Consider Stanley F. Meyer, who graduated in journalism from Iowa State College in 1956, a year after his beloved Jane graduated with a similar vocational interest.
Stan and Jane married and moved to Great Falls in 1957 where Stan was hired as a radio and TV farm broadcaster.
By 1964, both Stan and Jane joined Wendt Advertising in Great Falls.
There weren’t many overt signs of conservation bents in the Meyers in those days – aside from Jane agreeing to move to Great Falls sight unseen – if it looked anything like Glacier National Park.
Once in Great Falls, Meyer took an interest in Lewis and Clark and the Corps of Discovery. This was several years before the Lewis and Clark Historic Trail Foundation was formed – and decades before historian Stephen E. Ambrose wrote his 1996 bestseller, Undaunted Courage.
In 1966, on a minuscule budget, Meyer directed a 23-minute film depicting the Lewis and Clark Expedition’s journey across Montana. The film, “In Lewis and Clark’s Footsteps,” was intended for use in elementary schools.
If you had to put your finger on it, that’s where it started. The next year, the Meyers built a cabin on the Blackfoot River near Lincoln. It became a cherished family retreat.
By 1987, Meyer became board chair of The Nature Conservancy of Montana. He spent his time enthusiastically explaining TNC’s conservation philosophy to the public. In those early years, the Montana TNC preserved a million acres of native grasslands, timberlands, wetlands, grizzly bear habitat, and more.
It’s also where Meyer learned the collaborative resource management techniques that attracted the attention of a newly elected Republican governor. Gov. Marc Racicot pegged Meyer, also a Republican, as one who’d make an effective Montana Fish, Wildlife & Parks commissioner.

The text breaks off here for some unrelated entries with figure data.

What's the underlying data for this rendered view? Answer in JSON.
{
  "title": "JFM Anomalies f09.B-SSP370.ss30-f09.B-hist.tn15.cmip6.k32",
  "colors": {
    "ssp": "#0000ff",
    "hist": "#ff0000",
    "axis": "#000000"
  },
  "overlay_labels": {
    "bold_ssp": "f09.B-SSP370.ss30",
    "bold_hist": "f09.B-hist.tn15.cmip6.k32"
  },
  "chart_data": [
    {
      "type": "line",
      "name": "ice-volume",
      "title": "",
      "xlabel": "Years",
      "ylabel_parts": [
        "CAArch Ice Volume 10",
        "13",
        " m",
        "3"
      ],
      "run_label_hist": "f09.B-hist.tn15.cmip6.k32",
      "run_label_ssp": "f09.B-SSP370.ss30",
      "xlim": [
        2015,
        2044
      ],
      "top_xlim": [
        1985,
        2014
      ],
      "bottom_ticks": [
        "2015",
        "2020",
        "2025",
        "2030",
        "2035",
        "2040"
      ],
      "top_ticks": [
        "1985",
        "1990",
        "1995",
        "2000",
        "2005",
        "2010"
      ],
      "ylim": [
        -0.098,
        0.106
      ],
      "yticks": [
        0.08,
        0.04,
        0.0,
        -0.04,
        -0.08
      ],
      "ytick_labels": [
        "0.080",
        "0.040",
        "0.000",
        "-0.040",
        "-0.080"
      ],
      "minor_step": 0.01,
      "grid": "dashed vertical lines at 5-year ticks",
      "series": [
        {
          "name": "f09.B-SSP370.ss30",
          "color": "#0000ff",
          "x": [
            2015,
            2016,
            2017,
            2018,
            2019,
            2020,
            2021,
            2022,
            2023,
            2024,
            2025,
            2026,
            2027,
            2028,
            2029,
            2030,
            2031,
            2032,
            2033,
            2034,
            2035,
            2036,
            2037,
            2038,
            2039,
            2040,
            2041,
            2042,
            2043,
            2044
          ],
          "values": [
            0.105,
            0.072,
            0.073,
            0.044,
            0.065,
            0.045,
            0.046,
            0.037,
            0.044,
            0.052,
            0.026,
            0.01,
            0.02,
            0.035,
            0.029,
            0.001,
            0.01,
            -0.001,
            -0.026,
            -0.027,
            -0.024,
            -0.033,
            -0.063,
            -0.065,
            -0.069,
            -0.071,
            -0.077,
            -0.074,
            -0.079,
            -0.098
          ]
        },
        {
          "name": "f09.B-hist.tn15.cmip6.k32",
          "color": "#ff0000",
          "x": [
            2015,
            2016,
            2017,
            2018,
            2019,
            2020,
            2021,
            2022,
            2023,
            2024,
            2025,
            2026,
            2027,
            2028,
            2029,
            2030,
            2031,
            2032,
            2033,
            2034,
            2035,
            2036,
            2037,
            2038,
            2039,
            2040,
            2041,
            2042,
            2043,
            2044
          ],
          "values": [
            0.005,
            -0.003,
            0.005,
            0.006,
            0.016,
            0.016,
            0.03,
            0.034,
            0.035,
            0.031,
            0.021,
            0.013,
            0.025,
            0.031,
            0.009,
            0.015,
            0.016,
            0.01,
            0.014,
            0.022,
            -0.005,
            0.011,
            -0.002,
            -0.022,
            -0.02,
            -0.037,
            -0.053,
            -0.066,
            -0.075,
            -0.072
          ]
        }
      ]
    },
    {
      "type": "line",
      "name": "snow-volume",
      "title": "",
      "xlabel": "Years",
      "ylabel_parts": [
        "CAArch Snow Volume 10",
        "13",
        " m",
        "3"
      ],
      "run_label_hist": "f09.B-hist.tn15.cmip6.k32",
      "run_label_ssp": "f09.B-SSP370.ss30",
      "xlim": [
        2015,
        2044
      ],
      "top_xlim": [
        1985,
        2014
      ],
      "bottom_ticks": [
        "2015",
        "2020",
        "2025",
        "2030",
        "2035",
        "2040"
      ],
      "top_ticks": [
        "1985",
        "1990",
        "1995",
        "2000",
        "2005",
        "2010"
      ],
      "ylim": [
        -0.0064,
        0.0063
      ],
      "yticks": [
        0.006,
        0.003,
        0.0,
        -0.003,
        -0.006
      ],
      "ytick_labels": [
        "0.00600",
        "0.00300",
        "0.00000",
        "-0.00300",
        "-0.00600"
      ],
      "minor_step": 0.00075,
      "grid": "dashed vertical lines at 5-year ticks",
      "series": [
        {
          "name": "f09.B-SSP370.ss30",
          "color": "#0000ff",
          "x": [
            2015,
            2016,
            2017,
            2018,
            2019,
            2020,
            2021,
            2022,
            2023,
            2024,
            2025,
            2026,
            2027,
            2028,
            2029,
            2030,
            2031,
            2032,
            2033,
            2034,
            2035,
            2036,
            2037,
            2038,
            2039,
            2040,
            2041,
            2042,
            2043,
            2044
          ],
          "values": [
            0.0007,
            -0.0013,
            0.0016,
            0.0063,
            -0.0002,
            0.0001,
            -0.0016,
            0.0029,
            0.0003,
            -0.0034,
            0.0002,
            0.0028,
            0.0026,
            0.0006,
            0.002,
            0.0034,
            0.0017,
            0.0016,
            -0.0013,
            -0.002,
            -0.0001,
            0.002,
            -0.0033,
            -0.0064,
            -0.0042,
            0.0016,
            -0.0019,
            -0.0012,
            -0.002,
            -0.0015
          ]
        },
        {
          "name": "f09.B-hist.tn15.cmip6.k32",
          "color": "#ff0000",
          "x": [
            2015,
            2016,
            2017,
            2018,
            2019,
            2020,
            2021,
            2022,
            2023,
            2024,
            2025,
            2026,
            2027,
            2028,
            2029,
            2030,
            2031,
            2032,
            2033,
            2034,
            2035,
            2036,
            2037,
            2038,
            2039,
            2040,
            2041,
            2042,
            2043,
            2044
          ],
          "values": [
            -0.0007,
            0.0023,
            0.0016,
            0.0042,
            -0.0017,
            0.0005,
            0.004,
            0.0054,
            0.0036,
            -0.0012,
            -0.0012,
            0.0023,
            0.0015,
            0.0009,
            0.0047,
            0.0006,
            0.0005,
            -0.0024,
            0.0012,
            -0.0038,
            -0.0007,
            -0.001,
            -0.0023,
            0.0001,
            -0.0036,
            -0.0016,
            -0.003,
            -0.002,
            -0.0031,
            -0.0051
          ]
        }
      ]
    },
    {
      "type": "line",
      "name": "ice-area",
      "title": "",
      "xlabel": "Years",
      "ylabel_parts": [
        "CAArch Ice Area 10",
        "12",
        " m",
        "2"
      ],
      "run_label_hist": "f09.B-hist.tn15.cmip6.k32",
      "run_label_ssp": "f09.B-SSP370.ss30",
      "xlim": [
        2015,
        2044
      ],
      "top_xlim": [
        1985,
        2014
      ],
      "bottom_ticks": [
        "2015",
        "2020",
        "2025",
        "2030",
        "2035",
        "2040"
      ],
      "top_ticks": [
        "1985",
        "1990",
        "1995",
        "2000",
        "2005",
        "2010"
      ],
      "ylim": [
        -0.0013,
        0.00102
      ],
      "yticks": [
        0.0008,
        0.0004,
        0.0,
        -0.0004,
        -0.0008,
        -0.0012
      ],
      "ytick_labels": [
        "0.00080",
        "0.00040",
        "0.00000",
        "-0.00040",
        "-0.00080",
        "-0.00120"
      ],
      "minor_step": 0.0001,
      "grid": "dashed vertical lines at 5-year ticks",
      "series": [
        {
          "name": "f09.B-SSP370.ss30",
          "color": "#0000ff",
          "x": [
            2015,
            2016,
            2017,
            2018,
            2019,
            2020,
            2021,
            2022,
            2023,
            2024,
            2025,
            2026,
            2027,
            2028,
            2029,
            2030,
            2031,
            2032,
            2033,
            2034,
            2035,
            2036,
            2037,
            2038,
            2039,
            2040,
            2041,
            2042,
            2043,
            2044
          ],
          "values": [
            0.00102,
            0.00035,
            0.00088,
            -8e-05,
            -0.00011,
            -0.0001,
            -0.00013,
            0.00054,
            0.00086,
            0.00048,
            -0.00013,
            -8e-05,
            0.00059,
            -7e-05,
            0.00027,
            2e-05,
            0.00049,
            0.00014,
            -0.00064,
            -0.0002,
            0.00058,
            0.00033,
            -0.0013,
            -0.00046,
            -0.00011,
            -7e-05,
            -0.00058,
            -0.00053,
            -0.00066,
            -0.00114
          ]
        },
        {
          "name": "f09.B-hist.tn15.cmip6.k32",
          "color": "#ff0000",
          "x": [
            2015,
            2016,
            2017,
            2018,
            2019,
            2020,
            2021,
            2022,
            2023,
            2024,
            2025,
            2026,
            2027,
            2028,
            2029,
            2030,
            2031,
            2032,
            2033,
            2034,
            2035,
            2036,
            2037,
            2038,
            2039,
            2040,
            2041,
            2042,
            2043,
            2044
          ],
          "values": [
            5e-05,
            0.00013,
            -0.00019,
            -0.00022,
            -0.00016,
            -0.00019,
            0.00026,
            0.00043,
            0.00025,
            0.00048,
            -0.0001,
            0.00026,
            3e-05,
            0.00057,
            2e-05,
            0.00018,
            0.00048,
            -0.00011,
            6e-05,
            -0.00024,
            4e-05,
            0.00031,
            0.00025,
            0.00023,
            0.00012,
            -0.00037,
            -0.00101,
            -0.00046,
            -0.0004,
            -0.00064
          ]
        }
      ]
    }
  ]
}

With Meyer’s leadership, during his eight-year (1993-2001) public service stint as an FWP commissioner and chairman, FWP managed to preserve more than 250,000 acres of critical wildlife habitat via the purchase of conservation easements from more than 25 landowners.
Although innovative, not everyone approved. Meyer was enlisted to explain the hunter-funded conservation easements to skeptical state lawmakers, stockgrowers, and farm groups. Those discussions managed to get “Habitat Montana” reauthorized so the conservation of additional critical wildlife habitats could be pursued.
Later, Meyer embarked on his own eight-year odyssey to revivify an almost forgotten 400-acre Indian landmark – Ulm Pishkun, south of Great Falls. Today, the renamed First People’s Buffalo Jump State Park is a 2,000-acre sacred place, and a National Historic Landmark. It’s among the last intact Indian buffalo jumps in North America.
Each accomplishment had its detractors, but more than most, Meyer’s advocation was always Stan establishing friendships to protect and celebrate Montana’s outdoor heritage.